Elle se plongea ensuite dans son arsenal de guerre : CV, photos, dossiers de presse… Elle adorait travailler derrière son pupitre à la manière d’un artisan. Elle peaufinait sa bio, retouchait ses photos, copiait ses démos, écrivait à des réalisateurs… Sa carrière tenait en quelques lignes. Elle avait présenté des émissions de poker sur le Net, joué des rôles de second plan dans des téléfilms. Une fois, elle avait interprété une bimbo dans un long-métrage mais sa scène avait été coupée.

C’était peu. Surtout compte tenu de ses efforts — des centaines de castings, de dîners, de nuits passées en boîte avec des producteurs soi-disant en vue. À l’arrivée, elle était loin de gagner sa vie. Et plus loin encore d’atteindre le Graal des comédiens : les cinq cent sept heures de boulot annuelles qui permettent de prétendre aux allocations chômage. Alors elle se débrouillait d’une autre façon.

Quand on la provoquait sur ce terrain, elle répliquait : « Le féminisme, c’est bon pour les gouines et les bourgeoises. Les femmes, les vraies, celles qui ont pas un rond, sont prêtes à tout pour s’en sortir et se moquent bien de la parité à l’Assemblée ou de savoir si le mot “écrivain” peut prendre un “e”. » Et si jamais on lui servait ses origines de fille à papa, elle ajoutait : « Je suis ce que j’ai décidé d’être. Je suis repartie de zéro. »

Elle ne mentait pas. Depuis sa majorité, elle n’avait pas touché le moindre euro de son père. Elle avait même fermé son compte en banque pour en ouvrir un autre au nom d’une copine — de cette façon, le fumier ne pouvait plus lui virer de l’argent.

Elle faisait la pute, certes, mais par intégrité.

D’ailleurs, elle n’estimait pas que sa pureté était entachée par ce business.
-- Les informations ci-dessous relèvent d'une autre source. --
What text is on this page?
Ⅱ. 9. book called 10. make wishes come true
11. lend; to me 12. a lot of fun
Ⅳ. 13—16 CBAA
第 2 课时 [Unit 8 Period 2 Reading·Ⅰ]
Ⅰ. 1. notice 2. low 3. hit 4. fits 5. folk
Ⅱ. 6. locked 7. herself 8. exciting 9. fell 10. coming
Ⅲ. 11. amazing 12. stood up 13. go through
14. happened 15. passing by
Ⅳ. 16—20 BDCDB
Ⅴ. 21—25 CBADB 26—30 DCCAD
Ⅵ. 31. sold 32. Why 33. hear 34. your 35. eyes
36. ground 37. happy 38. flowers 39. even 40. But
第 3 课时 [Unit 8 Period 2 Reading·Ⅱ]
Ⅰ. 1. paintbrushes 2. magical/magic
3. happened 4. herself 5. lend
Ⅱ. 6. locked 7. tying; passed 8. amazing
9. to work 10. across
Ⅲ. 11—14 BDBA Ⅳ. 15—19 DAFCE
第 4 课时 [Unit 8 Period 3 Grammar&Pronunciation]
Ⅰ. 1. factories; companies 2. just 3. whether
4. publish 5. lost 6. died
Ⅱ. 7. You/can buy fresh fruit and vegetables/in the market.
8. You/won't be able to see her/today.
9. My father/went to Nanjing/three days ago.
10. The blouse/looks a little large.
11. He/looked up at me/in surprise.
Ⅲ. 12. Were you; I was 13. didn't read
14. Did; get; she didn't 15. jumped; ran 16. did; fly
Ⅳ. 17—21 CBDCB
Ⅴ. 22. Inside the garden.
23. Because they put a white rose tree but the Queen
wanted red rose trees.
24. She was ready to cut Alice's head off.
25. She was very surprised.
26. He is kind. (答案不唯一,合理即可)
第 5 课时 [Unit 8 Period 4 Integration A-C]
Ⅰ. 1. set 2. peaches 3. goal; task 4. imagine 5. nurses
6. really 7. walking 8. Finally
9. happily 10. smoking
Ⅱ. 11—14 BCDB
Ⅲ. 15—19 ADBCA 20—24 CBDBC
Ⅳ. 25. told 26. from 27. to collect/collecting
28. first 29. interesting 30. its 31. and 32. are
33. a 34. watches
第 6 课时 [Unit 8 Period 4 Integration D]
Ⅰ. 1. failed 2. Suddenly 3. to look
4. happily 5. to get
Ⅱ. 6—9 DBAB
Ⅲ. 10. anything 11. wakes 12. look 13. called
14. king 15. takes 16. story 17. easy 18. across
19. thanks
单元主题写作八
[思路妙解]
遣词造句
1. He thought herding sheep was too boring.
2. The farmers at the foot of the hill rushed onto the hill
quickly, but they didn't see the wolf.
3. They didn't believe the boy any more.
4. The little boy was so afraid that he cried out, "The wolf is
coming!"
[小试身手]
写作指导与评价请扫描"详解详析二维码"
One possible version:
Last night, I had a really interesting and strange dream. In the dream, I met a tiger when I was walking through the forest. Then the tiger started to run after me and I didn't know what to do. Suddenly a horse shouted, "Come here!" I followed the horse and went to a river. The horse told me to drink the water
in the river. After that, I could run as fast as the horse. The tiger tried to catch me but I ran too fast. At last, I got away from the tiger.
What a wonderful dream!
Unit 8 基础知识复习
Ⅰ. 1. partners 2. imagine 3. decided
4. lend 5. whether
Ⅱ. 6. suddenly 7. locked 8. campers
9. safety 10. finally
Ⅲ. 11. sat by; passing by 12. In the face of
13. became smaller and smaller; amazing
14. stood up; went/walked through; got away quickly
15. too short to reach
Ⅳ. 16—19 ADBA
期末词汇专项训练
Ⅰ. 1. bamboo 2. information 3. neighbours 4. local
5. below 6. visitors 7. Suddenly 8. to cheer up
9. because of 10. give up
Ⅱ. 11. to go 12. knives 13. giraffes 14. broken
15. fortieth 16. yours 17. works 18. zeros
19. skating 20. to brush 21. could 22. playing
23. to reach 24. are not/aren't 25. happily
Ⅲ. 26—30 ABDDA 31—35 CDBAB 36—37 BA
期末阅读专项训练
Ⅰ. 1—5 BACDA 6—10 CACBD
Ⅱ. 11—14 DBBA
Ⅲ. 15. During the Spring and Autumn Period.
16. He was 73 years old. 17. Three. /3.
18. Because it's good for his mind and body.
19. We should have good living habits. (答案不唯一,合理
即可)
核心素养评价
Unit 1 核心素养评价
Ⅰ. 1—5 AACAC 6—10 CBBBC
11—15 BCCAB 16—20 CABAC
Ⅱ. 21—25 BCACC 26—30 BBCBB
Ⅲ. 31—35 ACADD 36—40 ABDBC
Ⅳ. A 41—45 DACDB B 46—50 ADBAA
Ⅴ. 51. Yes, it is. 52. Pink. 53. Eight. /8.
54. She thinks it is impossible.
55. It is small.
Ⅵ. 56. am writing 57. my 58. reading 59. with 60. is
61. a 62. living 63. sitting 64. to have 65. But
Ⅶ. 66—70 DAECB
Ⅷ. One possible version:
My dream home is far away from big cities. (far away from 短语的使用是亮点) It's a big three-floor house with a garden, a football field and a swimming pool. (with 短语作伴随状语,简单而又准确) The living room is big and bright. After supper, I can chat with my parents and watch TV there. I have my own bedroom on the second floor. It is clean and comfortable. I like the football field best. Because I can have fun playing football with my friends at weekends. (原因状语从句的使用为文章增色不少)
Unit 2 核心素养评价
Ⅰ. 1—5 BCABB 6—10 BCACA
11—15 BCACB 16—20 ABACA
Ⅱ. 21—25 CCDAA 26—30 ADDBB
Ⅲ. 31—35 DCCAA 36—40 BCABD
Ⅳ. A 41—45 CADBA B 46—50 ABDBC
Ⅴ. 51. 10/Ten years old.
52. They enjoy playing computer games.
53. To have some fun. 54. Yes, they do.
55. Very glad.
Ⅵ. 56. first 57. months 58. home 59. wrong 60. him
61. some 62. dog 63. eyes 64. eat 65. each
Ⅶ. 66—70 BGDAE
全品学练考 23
Sa vocation artistique demeurait intacte. Ses modèles étaient Brigitte Bardot, Marilyn Monroe, Scarlett Johansson. Des actrices sensuelles qui étaient aussi de grandes comédiennes. Leur corps était leur point fort, et alors ? Elle s’imaginait dans le rôle de Camille allongée sur la terrasse de la villa de Malaparte, dans Le Mépris, ou en Sugar Kane séduisant Tony Curtis à bord du yacht de Certains l’aiment chaud. De l’art, oui, mais avec des formes.

Au programme du jour, sa demande de visa de travail pour les États-Unis. Tôt ou tard, une actrice se dit que la chance lui sourira outre-Atlantique. Gaëlle ne se faisait aucune illusion mais elle voulait y croire, et surtout essayer. En cas d’échec, elle n’aurait pas de regrets.

Elle attrapa son dossier, feuilleta ses documents, en vue de son rendez-vous au consulat. Tout était en ordre. Elle avait réuni des témoignages qui attestaient de sa valeur, de son sérieux, de sa crédibilité dans le métier. Des lettres de complaisance, obtenues à coups de fellations et de coucheries gratuites. Elle avait également des promesses d’embauche aux États-Unis — ce n’était pas difficile : les producteurs qu’elle connaissait possédaient aussi des sociétés là-bas. C’étaient les mêmes qui lui avaient rédigé les attestations pour les deux côtés de l’Atlantique.